Many American colleges make money doing the very thing they often recommend their students avoid: putting kids into credit card debt. According to an article by Ben Protess and Jeannette Neumann in the Huffington Post:
Some of the nation’s largest and most elite universities stand to gain millions of dollars from selling the names and addresses of students and alumni to credit card companies while granting the companies special access to school events….
The schools and their alumni associations are entitled to receive payments that multiply as students use their cards. Some colleges can receive bonuses when students incur debt.
The full depth of arrangements like these is unclear. Bank of America alone has “affinity contracts” with about 700 schools and alumni associations. According to the article “schools can receive royalty payments based on the number of students opening accounts and the amount they spend.” Most of the schools have agreements such that they earn more money when students carry a balance, when they do not pay off their debt in a year. The average college student graduates with $3,173 worth of credit card debt.

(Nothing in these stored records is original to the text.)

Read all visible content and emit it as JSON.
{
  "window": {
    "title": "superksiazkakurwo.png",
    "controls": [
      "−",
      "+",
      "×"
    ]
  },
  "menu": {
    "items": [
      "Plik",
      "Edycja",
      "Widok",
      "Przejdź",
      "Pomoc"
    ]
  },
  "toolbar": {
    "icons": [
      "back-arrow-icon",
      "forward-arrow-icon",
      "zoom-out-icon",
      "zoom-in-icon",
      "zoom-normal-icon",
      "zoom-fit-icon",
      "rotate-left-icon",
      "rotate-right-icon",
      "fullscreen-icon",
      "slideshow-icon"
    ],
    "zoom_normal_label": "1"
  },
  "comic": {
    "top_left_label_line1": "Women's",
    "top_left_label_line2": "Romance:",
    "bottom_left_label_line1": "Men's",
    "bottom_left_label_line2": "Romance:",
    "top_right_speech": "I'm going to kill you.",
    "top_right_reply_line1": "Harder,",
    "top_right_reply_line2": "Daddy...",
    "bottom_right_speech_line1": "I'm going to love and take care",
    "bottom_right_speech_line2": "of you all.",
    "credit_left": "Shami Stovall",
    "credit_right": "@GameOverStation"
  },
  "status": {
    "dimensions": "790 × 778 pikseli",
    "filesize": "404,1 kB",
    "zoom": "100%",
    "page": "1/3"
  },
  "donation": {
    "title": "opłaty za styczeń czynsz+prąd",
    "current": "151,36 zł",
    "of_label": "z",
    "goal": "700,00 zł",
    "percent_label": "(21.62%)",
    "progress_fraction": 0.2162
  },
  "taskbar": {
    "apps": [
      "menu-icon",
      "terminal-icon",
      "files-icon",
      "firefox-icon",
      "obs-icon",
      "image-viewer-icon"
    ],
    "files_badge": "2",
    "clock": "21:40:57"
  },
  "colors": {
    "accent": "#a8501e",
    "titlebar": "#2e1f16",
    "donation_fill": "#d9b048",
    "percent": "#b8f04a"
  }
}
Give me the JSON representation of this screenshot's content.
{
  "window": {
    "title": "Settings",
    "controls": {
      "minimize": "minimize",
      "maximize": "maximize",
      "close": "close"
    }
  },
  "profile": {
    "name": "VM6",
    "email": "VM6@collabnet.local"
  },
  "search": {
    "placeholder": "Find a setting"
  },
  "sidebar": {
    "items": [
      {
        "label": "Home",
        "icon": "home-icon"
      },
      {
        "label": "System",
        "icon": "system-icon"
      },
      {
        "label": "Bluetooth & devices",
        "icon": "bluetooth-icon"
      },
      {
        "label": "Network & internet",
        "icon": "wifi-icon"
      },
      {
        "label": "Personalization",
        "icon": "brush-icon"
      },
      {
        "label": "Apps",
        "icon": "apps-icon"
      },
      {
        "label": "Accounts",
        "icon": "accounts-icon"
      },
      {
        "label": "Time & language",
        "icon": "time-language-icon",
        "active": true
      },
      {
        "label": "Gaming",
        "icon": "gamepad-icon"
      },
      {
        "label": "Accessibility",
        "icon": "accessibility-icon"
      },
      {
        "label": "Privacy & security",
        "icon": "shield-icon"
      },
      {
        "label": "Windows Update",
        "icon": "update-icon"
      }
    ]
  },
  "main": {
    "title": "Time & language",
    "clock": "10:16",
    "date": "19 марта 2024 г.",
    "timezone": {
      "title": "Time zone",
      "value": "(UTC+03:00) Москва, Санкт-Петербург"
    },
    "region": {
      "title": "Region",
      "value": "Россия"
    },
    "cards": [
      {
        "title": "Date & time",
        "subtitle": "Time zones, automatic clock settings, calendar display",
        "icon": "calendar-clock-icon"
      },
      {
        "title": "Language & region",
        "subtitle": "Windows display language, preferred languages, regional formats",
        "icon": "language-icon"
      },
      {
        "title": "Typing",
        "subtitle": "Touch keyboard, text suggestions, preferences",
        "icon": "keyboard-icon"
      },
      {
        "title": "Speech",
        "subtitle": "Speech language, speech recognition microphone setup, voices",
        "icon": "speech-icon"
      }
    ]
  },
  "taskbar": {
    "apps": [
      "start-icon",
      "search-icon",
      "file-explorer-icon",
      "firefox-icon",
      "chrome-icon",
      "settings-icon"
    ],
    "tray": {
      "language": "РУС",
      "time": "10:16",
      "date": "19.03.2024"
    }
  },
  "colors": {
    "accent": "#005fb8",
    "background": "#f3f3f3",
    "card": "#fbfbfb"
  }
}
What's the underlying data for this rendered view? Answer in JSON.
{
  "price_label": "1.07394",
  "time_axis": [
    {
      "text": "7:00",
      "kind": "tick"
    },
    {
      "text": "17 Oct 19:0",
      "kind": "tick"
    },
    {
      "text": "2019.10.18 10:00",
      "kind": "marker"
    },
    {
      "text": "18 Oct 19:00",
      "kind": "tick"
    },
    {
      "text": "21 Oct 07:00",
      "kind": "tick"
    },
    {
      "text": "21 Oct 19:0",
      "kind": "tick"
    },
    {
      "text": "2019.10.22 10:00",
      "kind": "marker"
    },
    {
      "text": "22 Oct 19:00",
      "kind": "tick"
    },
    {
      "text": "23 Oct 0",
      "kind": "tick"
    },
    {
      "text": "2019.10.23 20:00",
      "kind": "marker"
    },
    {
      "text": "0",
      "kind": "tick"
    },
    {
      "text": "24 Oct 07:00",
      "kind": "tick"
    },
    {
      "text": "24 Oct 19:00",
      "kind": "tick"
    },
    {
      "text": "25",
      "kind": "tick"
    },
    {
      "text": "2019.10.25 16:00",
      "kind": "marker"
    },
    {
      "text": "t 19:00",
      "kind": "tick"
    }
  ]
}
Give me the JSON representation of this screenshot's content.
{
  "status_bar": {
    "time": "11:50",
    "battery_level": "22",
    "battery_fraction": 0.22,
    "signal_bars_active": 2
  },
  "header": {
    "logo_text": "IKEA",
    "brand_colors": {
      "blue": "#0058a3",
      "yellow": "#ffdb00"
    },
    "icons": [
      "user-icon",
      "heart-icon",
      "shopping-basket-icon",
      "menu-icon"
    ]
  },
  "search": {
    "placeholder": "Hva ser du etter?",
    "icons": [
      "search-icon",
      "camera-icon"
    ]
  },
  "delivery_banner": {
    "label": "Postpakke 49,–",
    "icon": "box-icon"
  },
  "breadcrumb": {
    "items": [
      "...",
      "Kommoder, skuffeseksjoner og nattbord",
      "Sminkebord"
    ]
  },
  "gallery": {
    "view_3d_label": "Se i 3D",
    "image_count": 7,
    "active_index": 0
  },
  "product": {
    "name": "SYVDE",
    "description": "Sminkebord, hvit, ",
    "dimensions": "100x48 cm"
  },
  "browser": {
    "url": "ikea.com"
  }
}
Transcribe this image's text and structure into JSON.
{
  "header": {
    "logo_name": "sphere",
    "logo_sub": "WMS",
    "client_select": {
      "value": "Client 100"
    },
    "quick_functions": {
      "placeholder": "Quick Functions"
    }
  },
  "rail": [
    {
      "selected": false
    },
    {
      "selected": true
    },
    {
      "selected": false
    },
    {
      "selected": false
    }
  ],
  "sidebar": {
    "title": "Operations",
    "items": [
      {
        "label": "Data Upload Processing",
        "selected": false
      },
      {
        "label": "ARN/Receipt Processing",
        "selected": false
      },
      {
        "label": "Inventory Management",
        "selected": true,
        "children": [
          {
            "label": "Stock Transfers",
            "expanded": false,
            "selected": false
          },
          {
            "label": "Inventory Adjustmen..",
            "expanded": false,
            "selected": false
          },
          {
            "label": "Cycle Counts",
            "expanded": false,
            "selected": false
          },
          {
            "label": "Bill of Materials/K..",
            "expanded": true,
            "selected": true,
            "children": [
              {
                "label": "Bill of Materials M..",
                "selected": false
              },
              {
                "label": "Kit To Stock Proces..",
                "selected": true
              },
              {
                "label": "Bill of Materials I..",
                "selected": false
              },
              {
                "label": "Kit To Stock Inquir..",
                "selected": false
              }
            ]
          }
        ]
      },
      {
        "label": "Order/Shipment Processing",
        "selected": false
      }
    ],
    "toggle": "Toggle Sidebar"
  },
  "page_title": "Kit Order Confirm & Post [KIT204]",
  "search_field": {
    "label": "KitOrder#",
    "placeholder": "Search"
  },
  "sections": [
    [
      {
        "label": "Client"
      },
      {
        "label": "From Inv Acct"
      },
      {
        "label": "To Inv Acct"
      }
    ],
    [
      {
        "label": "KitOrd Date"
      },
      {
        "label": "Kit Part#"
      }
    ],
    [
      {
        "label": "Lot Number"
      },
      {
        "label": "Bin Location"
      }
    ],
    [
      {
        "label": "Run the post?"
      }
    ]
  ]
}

As a result of the Credit Card Accountability, Responsibility and Disclosure Act, which President Obama signed in February, banks are no longer allowed to engage in certain aggressive credit card offers. People under age 21 also can’t have credit cards without a cosigner.
According to the article several schools and alumni organizations (at places like the University of Michigan and Brown University) said they no longer market credit cards to their students, “even though their contracts appear to require it.”